Olam Group Ltd. said its first-half profit sank about 90% due to lower crop yield from its almond orchards, dealing a setback to the agricultural commodities trader that’s seeking to list its unit in Saudi Arabia.
(Bloomberg) — Olam Group Ltd. said its first-half profit sank about 90% due to lower crop yield from its almond orchards, dealing a setback to the agricultural commodities trader that’s seeking to list its unit in Saudi Arabia.
Profit in the first six months of the year fell to S$48 million ($35 million) from S$429 million a year earlier, the Singapore-based company said in a filing. It took a one-off, non-recurring charge from the poor almond crop yield in Australia, and reported higher costs due to a sharp increase in interest rates.

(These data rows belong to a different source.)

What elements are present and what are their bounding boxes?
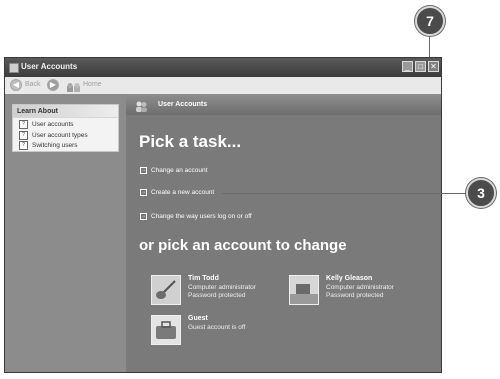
arrow-right-icon: →: [140, 212, 147, 220]
back-button[interactable]: ◀: [10, 79, 22, 91]
toolbar: ◀ Back ▶ Home: [5, 77, 441, 95]
arrow-right-icon: →: [140, 166, 147, 174]
account-type: Computer administrator: [326, 284, 394, 291]
minimize-button[interactable]: _: [402, 61, 413, 72]
learn-about-panel: Learn About ? User accounts ? User account…: [12, 104, 119, 152]
pick-a-task-heading: Pick a task...: [139, 132, 242, 151]
back-label: Back: [25, 81, 41, 88]
help-icon: ?: [19, 120, 28, 129]
account-name: Tim Todd: [188, 275, 219, 282]
learn-about-heading: Learn About: [13, 105, 118, 118]
user-accounts-icon: [135, 99, 148, 112]
back-arrow-icon: ◀: [12, 80, 20, 89]
main-header: User Accounts: [126, 94, 441, 115]
briefcase-picture: [151, 315, 181, 345]
callout-number: 3: [477, 185, 485, 201]
maximize-icon: □: [418, 62, 423, 71]
home-label[interactable]: Home: [83, 81, 102, 88]
callout-number: 7: [426, 13, 434, 29]
account-status: Password protected: [188, 292, 246, 299]
learn-item-user-account-types[interactable]: ? User account types: [19, 131, 88, 141]
help-icon: ?: [19, 131, 28, 140]
learn-item-label: User account types: [32, 132, 88, 140]
window-app-icon: [9, 63, 19, 73]
window-title: User Accounts: [21, 62, 78, 71]
guitar-picture: [151, 275, 181, 305]
sidebar: Learn About ? User accounts ? User account…: [5, 94, 126, 372]
title-bar[interactable]: User Accounts _ □ ✕: [5, 58, 441, 77]
callout-line-create: [222, 193, 470, 194]
pick-account-heading: or pick an account to change: [139, 237, 347, 254]
callout-badge-create: 3: [466, 178, 496, 208]
callout-badge-close: 7: [415, 6, 445, 36]
task-create-new-account[interactable]: → Create a new account: [140, 188, 214, 198]
account-name: Guest: [188, 315, 208, 322]
main-header-title: User Accounts: [158, 101, 208, 108]
forward-button[interactable]: ▶: [47, 79, 59, 91]
help-icon: ?: [19, 141, 28, 150]
maximize-button[interactable]: □: [415, 61, 426, 72]
task-label: Change the way users log on or off: [151, 213, 252, 220]
task-label: Create a new account: [151, 189, 215, 196]
home-icon[interactable]: [67, 80, 81, 92]
beach-chair-picture: [289, 275, 319, 305]
user-accounts-window: User Accounts _ □ ✕ ◀ Back ▶ Home Learn …: [4, 57, 442, 373]
forward-arrow-icon: ▶: [49, 80, 57, 89]
task-change-logon[interactable]: → Change the way users log on or off: [140, 212, 252, 222]
close-icon: ✕: [430, 62, 437, 71]
task-change-account[interactable]: → Change an account: [140, 166, 207, 176]
learn-item-user-accounts[interactable]: ? User accounts: [19, 120, 74, 130]
task-label: Change an account: [151, 167, 208, 174]
main-panel: User Accounts Pick a task... → Change an …: [126, 94, 441, 372]
account-type: Computer administrator: [188, 284, 256, 291]
close-button[interactable]: ✕: [428, 61, 439, 72]
learn-item-label: Switching users: [32, 142, 78, 150]
arrow-right-icon: →: [140, 188, 147, 196]
learn-item-switching-users[interactable]: ? Switching users: [19, 141, 78, 151]
account-status: Guest account is off: [188, 324, 246, 331]
account-name: Kelly Gleason: [326, 275, 373, 282]
account-status: Password protected: [326, 292, 384, 299]
minimize-icon: _: [405, 62, 410, 71]
learn-item-label: User accounts: [32, 121, 74, 129]
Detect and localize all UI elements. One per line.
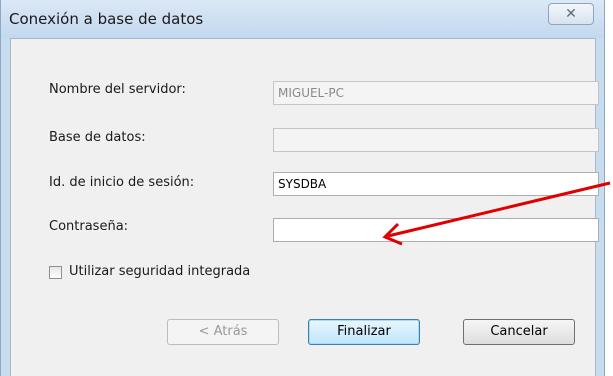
finish-button[interactable]: Finalizar xyxy=(308,319,420,345)
integrated-security-checkbox[interactable] xyxy=(49,266,62,279)
dialog-body: Nombre del servidor: MIGUEL-PC Base de d… xyxy=(10,38,599,376)
server-name-field: MIGUEL-PC xyxy=(273,81,599,105)
server-name-label: Nombre del servidor: xyxy=(49,82,186,97)
database-label: Base de datos: xyxy=(49,130,146,145)
login-id-label: Id. de inicio de sesión: xyxy=(49,175,195,190)
integrated-security-label[interactable]: Utilizar seguridad integrada xyxy=(69,264,250,279)
login-id-input[interactable]: SYSDBA xyxy=(273,172,599,196)
password-label: Contraseña: xyxy=(49,219,129,234)
dialog-title: Conexión a base de datos xyxy=(9,10,204,28)
close-icon: ✕ xyxy=(565,6,577,22)
password-input[interactable] xyxy=(273,218,599,242)
back-button: < Atrás xyxy=(167,319,279,345)
close-button[interactable]: ✕ xyxy=(548,3,594,25)
cancel-button[interactable]: Cancelar xyxy=(463,319,575,345)
database-field xyxy=(273,128,599,152)
connection-dialog: Conexión a base de datos ✕ Nombre del se… xyxy=(0,0,605,376)
title-bar[interactable]: Conexión a base de datos ✕ xyxy=(1,0,604,38)
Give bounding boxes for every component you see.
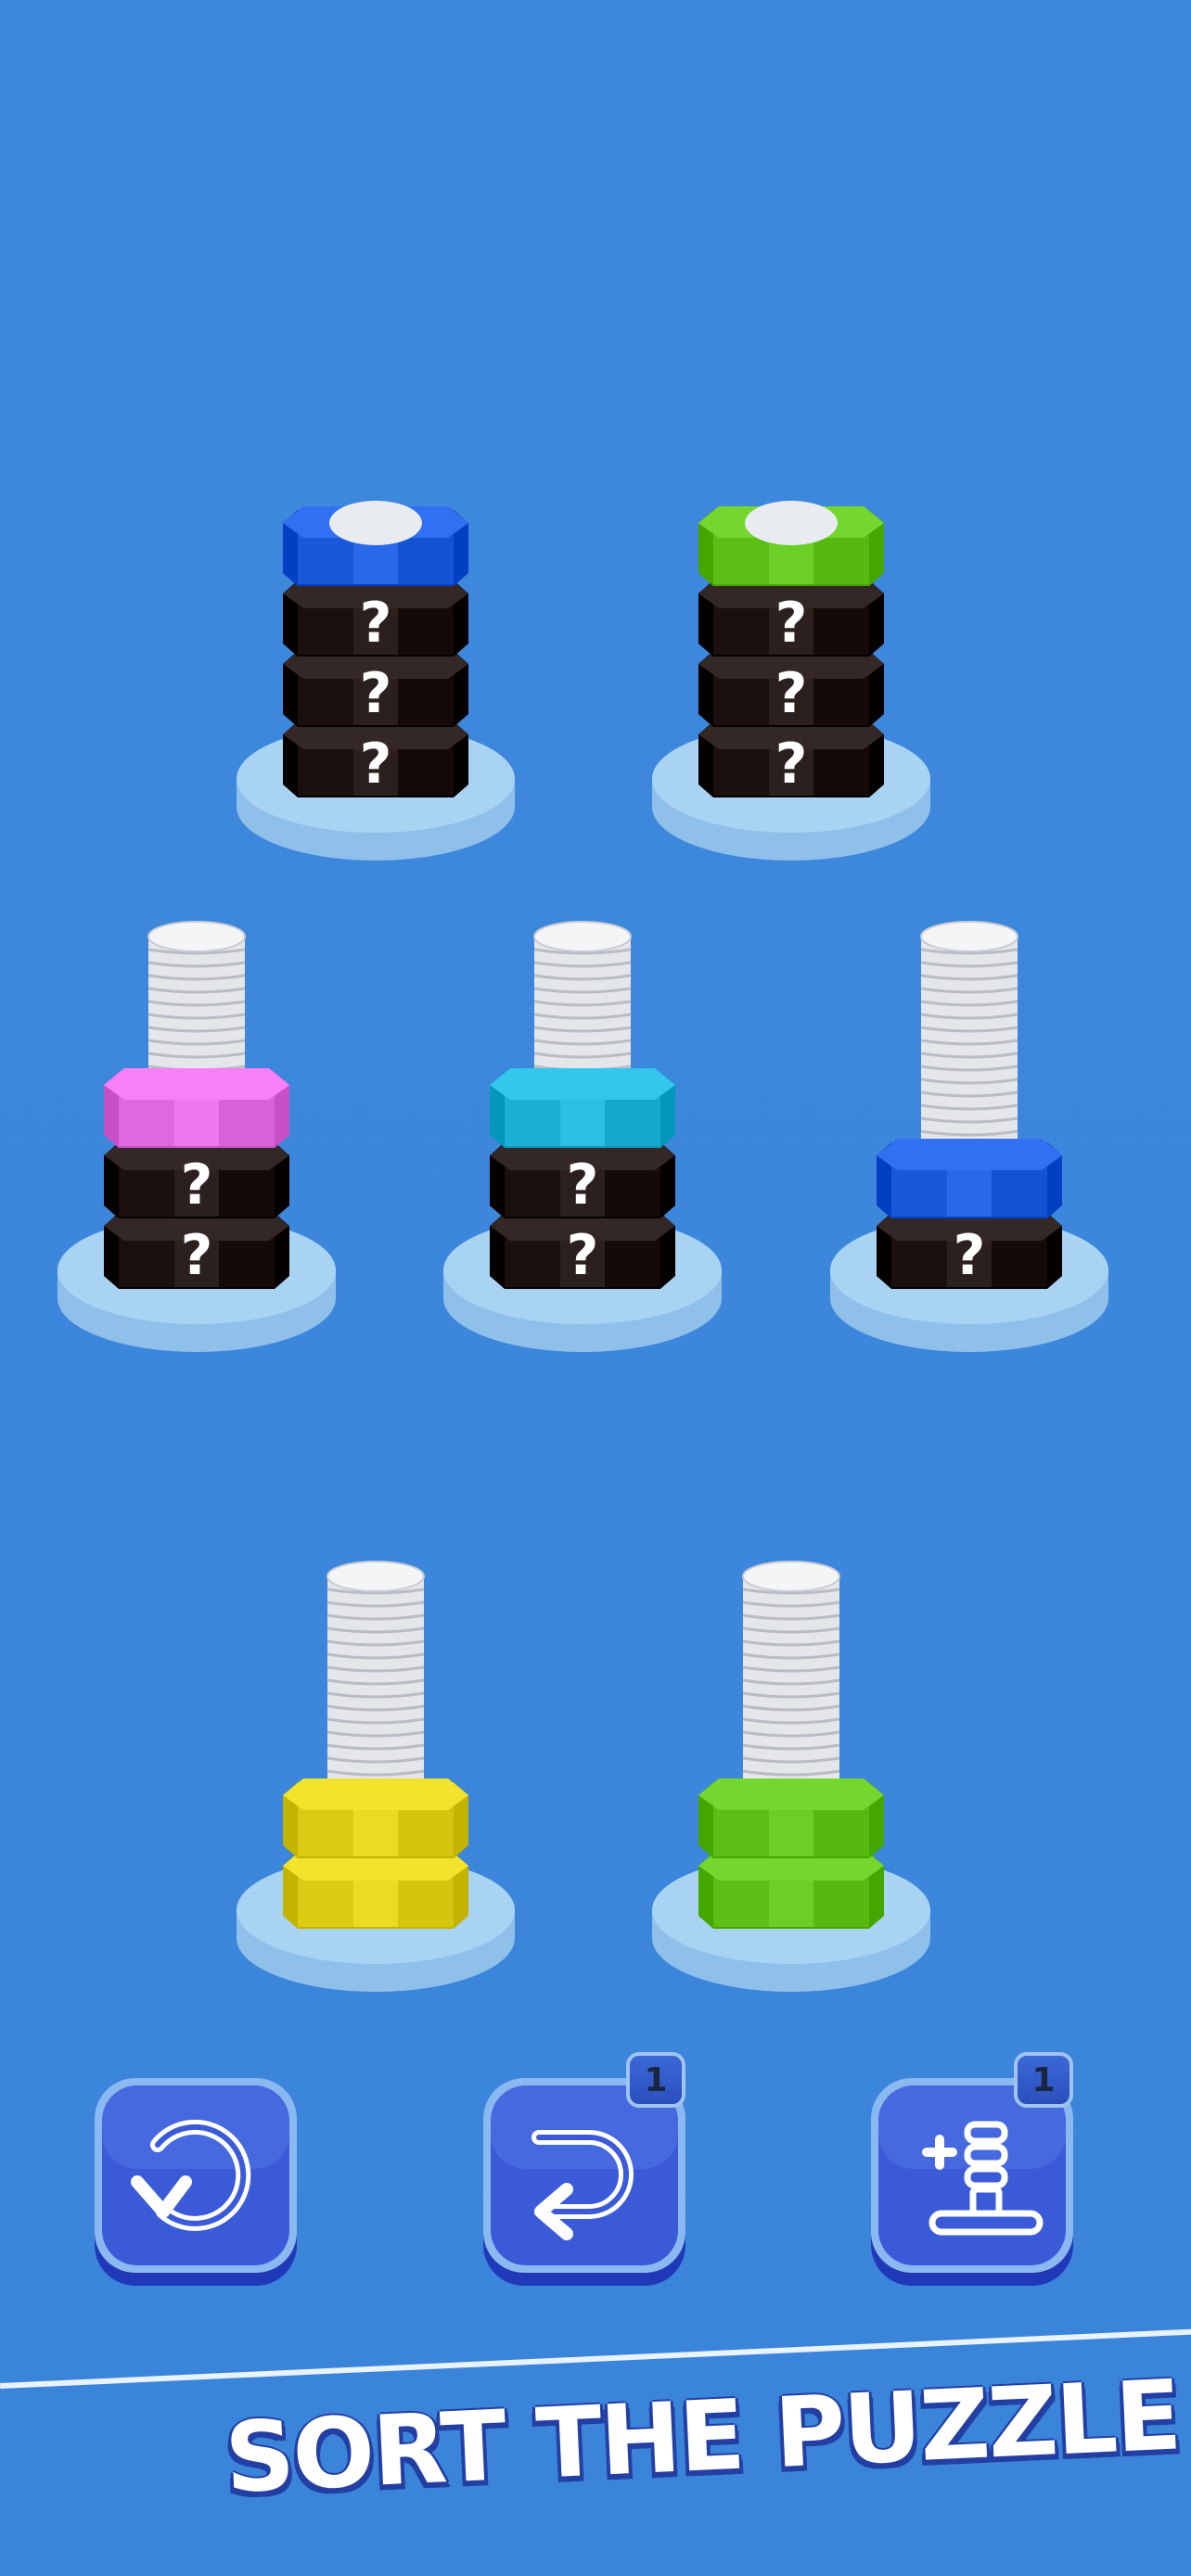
hidden-nut: ? bbox=[104, 1139, 289, 1218]
hidden-nut: ? bbox=[490, 1139, 675, 1218]
hidden-mark: ? bbox=[181, 1223, 213, 1288]
undo-count-badge: 1 bbox=[626, 2052, 685, 2108]
hidden-nut: ? bbox=[698, 718, 884, 797]
hidden-nut: ? bbox=[283, 718, 468, 797]
green-nut bbox=[698, 1779, 884, 1858]
peg-1[interactable]: ??? bbox=[237, 408, 515, 890]
bolt-thread bbox=[920, 921, 1018, 1157]
hidden-mark: ? bbox=[775, 732, 808, 797]
peg-4[interactable]: ?? bbox=[443, 899, 722, 1382]
peg-3[interactable]: ?? bbox=[58, 899, 336, 1382]
green-nut bbox=[698, 1849, 884, 1929]
yellow-nut bbox=[283, 1849, 468, 1929]
hidden-mark: ? bbox=[567, 1223, 599, 1288]
restart-button[interactable] bbox=[89, 2072, 302, 2290]
undo-button[interactable]: 1 bbox=[478, 2052, 691, 2290]
peg-6[interactable] bbox=[237, 1539, 515, 2021]
pink-nut bbox=[104, 1068, 289, 1148]
bolt-thread bbox=[742, 1561, 840, 1797]
bolt-thread bbox=[327, 1561, 425, 1797]
hidden-nut: ? bbox=[698, 577, 884, 657]
hidden-nut: ? bbox=[104, 1209, 289, 1289]
bolt-thread bbox=[533, 921, 632, 1087]
add-bolt-count-badge: 1 bbox=[1014, 2052, 1073, 2108]
peg-2[interactable]: ??? bbox=[652, 408, 930, 890]
nut-cap bbox=[745, 501, 838, 545]
bolt-thread bbox=[147, 921, 246, 1087]
hidden-nut: ? bbox=[877, 1209, 1062, 1289]
green-nut bbox=[698, 501, 884, 586]
hidden-nut: ? bbox=[283, 647, 468, 727]
hidden-mark: ? bbox=[954, 1223, 986, 1288]
hidden-nut: ? bbox=[283, 577, 468, 657]
hidden-nut: ? bbox=[698, 647, 884, 727]
peg-7[interactable] bbox=[652, 1539, 930, 2021]
hidden-mark: ? bbox=[181, 1153, 213, 1218]
nut-cap bbox=[329, 501, 422, 545]
hidden-mark: ? bbox=[775, 591, 808, 656]
peg-5[interactable]: ? bbox=[830, 899, 1108, 1382]
hidden-mark: ? bbox=[360, 661, 392, 726]
add-bolt-button[interactable]: 1 bbox=[865, 2052, 1079, 2290]
hidden-mark: ? bbox=[360, 591, 392, 656]
hidden-nut: ? bbox=[490, 1209, 675, 1289]
hidden-mark: ? bbox=[360, 732, 392, 797]
cyan-nut bbox=[490, 1068, 675, 1148]
yellow-nut bbox=[283, 1779, 468, 1858]
banner-title: SORT THE PUZZLE bbox=[223, 2358, 1183, 2515]
blue-nut bbox=[283, 501, 468, 586]
hidden-mark: ? bbox=[775, 661, 808, 726]
hidden-mark: ? bbox=[567, 1153, 599, 1218]
blue-nut bbox=[877, 1139, 1062, 1218]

The weaker results come as the company has already faced a delay in its plan to list Olam Agri in Saudi Arabia in the first half. Olam said late May that it didn’t have all the regulatory approvals needed for the initial public offering, and would continue to pursue the listing at the next practical window.
It’s now targeting for Olam Agri’s IPO to take place by the first half of 2024, subject to obtaining all requisite approvals and prevailing market conditions.
Olam, which counts Singapore’s state-owned investment firm Temasek Holdings Pte. and Japan’s Mitsubishi Corp. as shareholders, announced the IPO plan for Olam Agri in January, saying it would be the first listing of a global firm in Saudi Arabia. There would be a concurrent dual listing of the unit in Singapore.
Olam Agri sells grains and seeds and produces everything from edible oils to pasta. It’s one of Olam’s main units, formed in a reorganization announced in early 2020. Olam targeted $600 million to $700 million in primary proceeds, and $300 million to $400 million in secondary proceeds from the IPO.
The listing of its other food ingredients unit, known as ofi, was supposed to take place after Olam Agri. Olam had planned a primary listing of ofi in London by the second quarter of 2022, but that was delayed due to the war in Ukraine.
Olam Chief Executive Officer Sunny Verghese said the company should have “reasonably strong earnings” over the full year, which will likely help it to pull off a successful IPO without any impact on valuation.
The firm expects its rice trading business to remain strong in the second half even though India, the world’s biggest exporter, has banned the overseas sale of some varieties. Lower volumes from India will be compensated by increased shipments from other exporting regions, Verghese said in an earnings briefing.